Well, fuck you, Jorge Villalobos and your stupid prd. Thanks for sharing that.
I have literally just this second installed AdBlock Plus in Chrome from Google's Chrome Web Store (the very link the GP posted).
No colour or religion ever stopped the bullet from a gun
Adblock is financially supported by Google.
-- I was raised on the command line, bitch
This was my thought. I have already gone to Firefox when viewing YouTube because the extensions don't work half of the time anymore under Chrome, and installing them is a pain in the butt.
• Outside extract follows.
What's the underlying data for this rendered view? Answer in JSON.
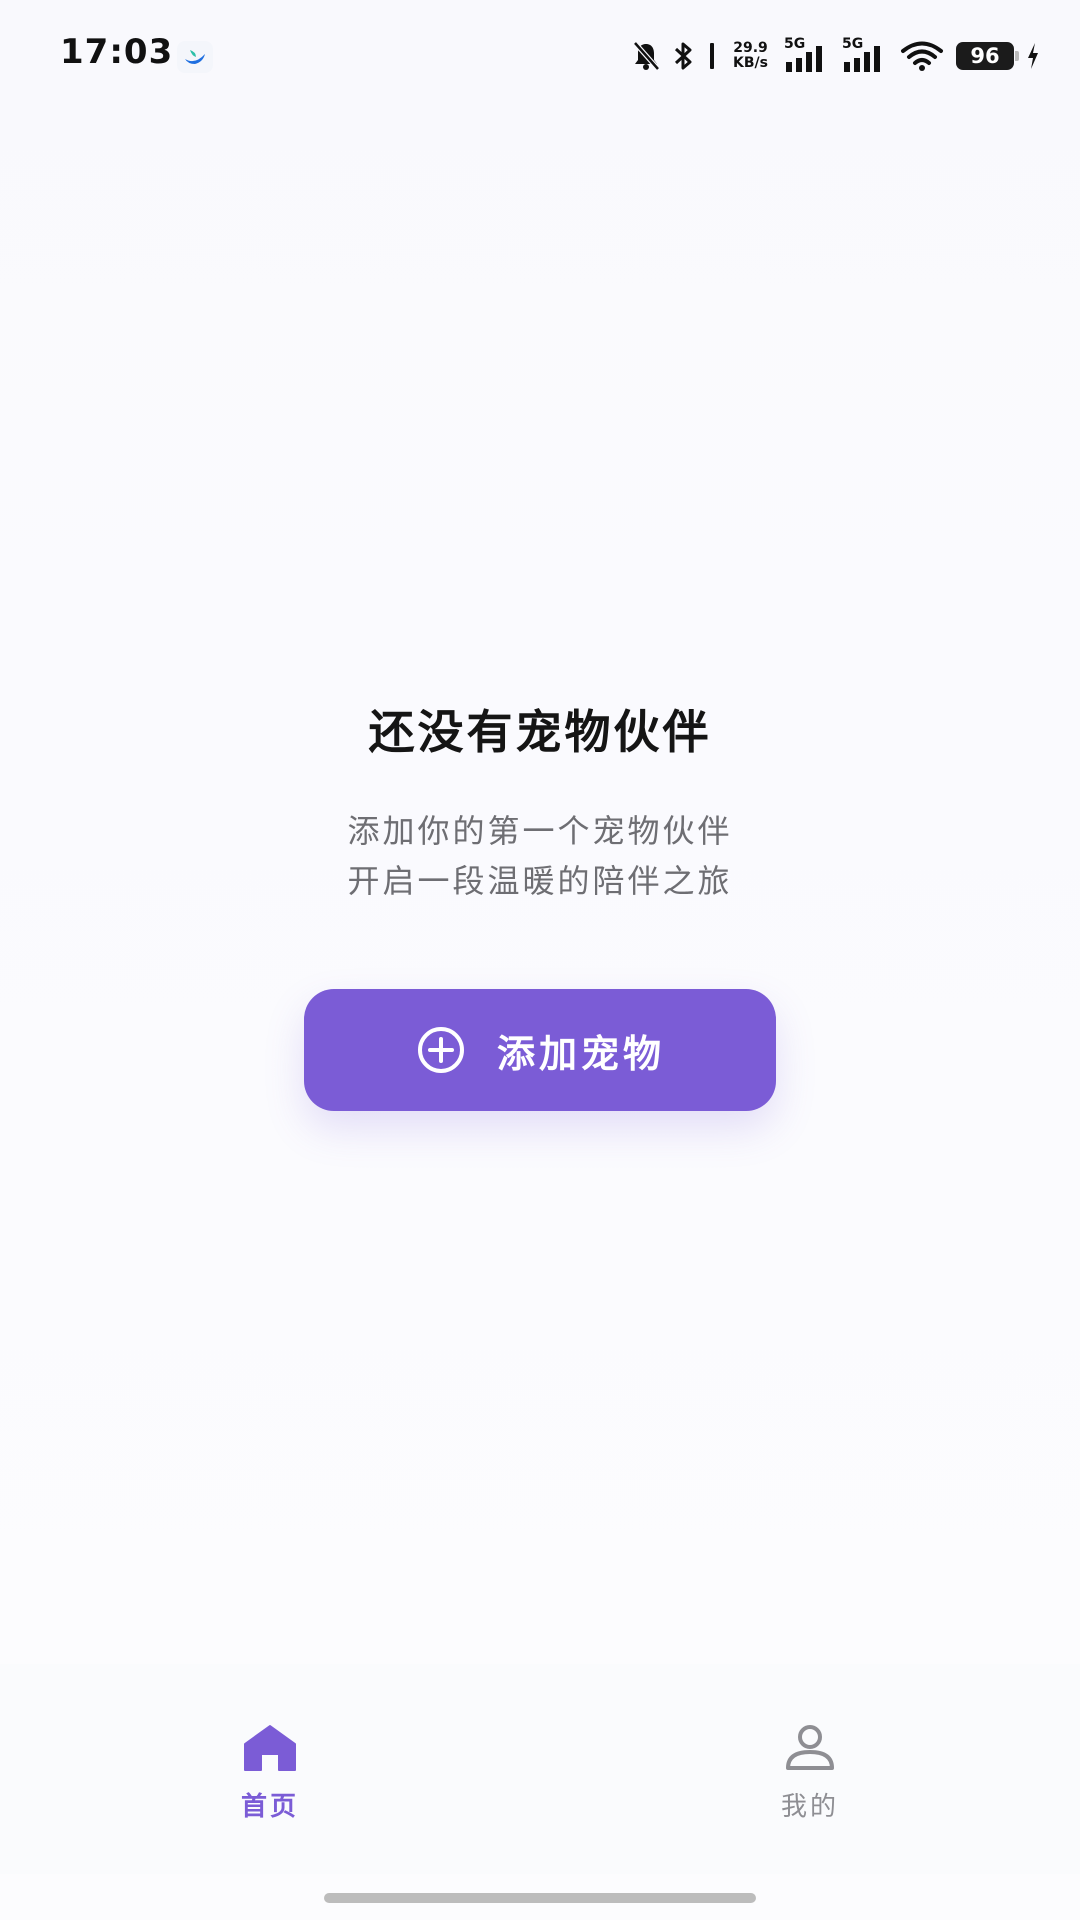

TubeMate is no longer in the Play store and you have to install by an alternative media site or downloading the apk. The YouTube downloaders I have seen in the Play store are either virus infected or just simply do not work - which may be why they are still there.
YouTube downloaders are disappearing from the Chrome site, and you have to download the extensions from the developers sites and manually install them. The extensions that still do appear in the Chrome store mostly do not work with current Chrome builds (or rather, out of the half-dozen ones I have tried, none worked - I didn't bother checking more because I found one on a developers site that worked).
If Chrome disables YouTube downloaders all together, I just won't use Chrome. There are many perfectly legal reasons for wanting to download videos from YouTube, the main reason be for showing videos in places that might not have Internet (ie some churches, lecture halls, my non-smart television, etc). And 99% of the time, it is not copyrighted (ie music videos, movie clips) that I am downloading.
I also sometimes use YouTube's tools (such as video stabilizer) on my personal videos, and download them when it finishes processing. Google's war on YouTube downloaders has lead me to pretty much using Firefox with extensions or stand-alone programs to download videos.
I started using Chrome for a couple online games as the extensions were easier to deal with in chrome. If those extensions get blocked I have no use for chrome and it will go poof. I use FF as my main browser, but it seems the newer versions have become pretty unstable. Under my normal use I can usually crash FF hard enough it can't restore my sessions as when it tries it again crashes. The EA online game is very hard to play without the extensions and these are the extensions approved by EA.